Methods:  In the EASIER trial, 169 highly treatment-experienced patients with plasma HIV RNA <400 copies/mL under an ENF-based regimen were randomized to immediate or deferred switch from ENF to RAL. At week 24, patients in the deferred arm switched to RAL and patients in the immediate arm remained on RAL as long as week 48. Levels of IL-6, hsCRP, and D-dimer in stored plasma samples were measured at baseline, week 24 and week 48.

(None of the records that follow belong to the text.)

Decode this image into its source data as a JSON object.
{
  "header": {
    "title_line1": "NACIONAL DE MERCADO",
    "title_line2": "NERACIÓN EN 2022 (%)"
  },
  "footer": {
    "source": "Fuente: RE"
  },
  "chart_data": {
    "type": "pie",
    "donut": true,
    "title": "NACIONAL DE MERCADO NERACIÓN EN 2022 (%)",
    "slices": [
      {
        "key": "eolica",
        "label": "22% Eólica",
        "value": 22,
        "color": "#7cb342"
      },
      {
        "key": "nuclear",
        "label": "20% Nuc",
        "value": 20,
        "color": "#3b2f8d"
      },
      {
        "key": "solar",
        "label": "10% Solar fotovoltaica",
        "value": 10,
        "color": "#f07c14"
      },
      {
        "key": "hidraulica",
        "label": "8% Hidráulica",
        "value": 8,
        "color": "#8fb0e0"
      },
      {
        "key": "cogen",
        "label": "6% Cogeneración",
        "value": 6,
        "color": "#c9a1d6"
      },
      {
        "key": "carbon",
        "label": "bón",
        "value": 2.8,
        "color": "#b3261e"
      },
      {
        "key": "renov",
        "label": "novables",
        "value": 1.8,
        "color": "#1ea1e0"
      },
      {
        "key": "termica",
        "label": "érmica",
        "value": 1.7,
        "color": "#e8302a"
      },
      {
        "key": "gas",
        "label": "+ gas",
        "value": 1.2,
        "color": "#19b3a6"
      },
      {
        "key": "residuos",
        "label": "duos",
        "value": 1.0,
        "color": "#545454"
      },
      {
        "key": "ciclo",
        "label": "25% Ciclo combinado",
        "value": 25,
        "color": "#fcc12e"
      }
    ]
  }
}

Results:   Plasma samples from 164 patients were analysed (see the table). At baseline, 84% of patients were male, median age was 48 years, median CD4 count was 389/mL, 86% of the patients had plasma HIV RNA <50 copies/mL, patients had received ENF for a median of 2.5 years, and median levels of IL-6, hsCRP, and D-Di were similar in both arms. At week 24, levels of biomarkers were significantly lower in the immediate arm vs the deferred arm for IL6 (p <0.0001), hsCRP (p = 0.0003), and D-dimer (p <0.0001), Wilcoxon rank-sum test. In the immediate arm, median levels of all biomarkers decreased between baseline and week 24, with no change between week 24 and week 48. In the deferred arm, no changes were noted between baseline and week 24, but median levels of all biomarkers decreased between week 24 and week 48, reaching similar levels in both arms at week 48.

Median biomarker levels in the immediate vs delayed switch (IQR)

Conclusions:   IL-6, hsCRP, and D-dimer levels significantly decreased after switching from ENF to RAL in HIV⁺ patients well suppressed under ART.